Between 1839 and 1974, post office directories of Melbourne and Victoria were published by several companies, including Sands & Kenny, Sands & McDougall, Wise and Bailliere. Post office directories can be a useful source of information about the history of a house, as well as their more usual purpose of locating someone’s address. Generally, the directories providethe names, residences and occupations of the inhabitants.
The aim of using the directories is to find out when a house is first listed on a particular site and who was living there at that time. When a house is first located in the directory, pinpoint the exact location of the property by noting nearby landmarks such as a school, church, police station and the nearest cross streets. By following through year after year, it should be possible to plot the changing owners of the house.
When using the directories be aware that the information may not always be accurate, and remember that street names and particularly street numbers can change over time. Melbourne directories are useful for properties in the early inner-city suburbs, but many parts of what is now suburban Melbourne are listed in earlier directories under Country Towns e.g. Ferntree Gully, Belgrave, Lilydale.

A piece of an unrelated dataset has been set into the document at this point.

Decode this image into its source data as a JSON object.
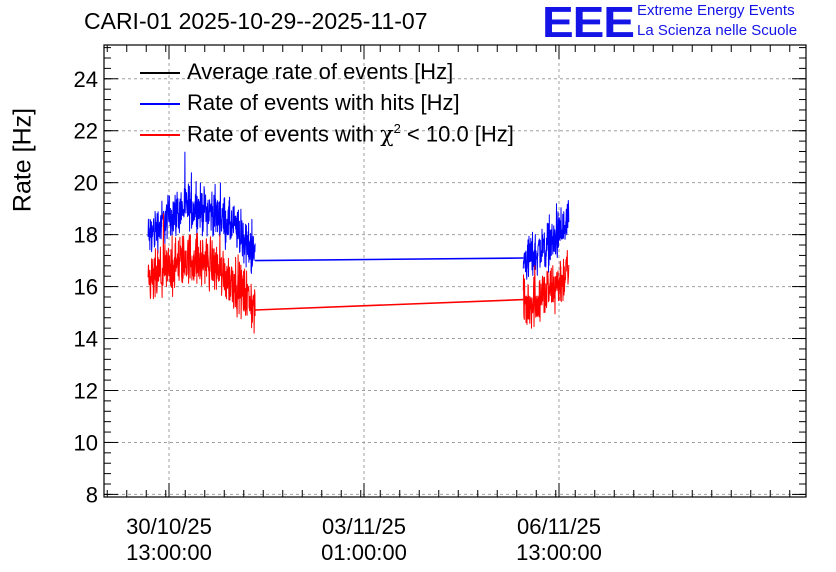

Information for these areas is limited to just an alphabetical listing of householders.
All these Victorian directories have been published on microfiche and Eastern Regional Libraries has copies of them all. Complete listing of microfiche holdings and locations. Council rate books are a good source of information about the occupiers and valuation of a particular property. Information that may be contained includes:
A description of the property
Type of building material (timber, stone or brick
Owner and/or occupier
Occupations of owner and/or occupier
Rate books are not always easy to access and some are no longer available or accessible. Very old rate books may be fragile and some records have been lost or destroyed. Some rate books have been published in photocopied, microfiche, microfilm or CD-ROM format.
It is necessary to know the local government area in which the house was located as there have been many council amalgamations and changes over the year. Most rate books have not been indexed and are arranged by Ward or Riding, so it can often be a slow process to find the property you are searching for, but usually worth the effort in the end!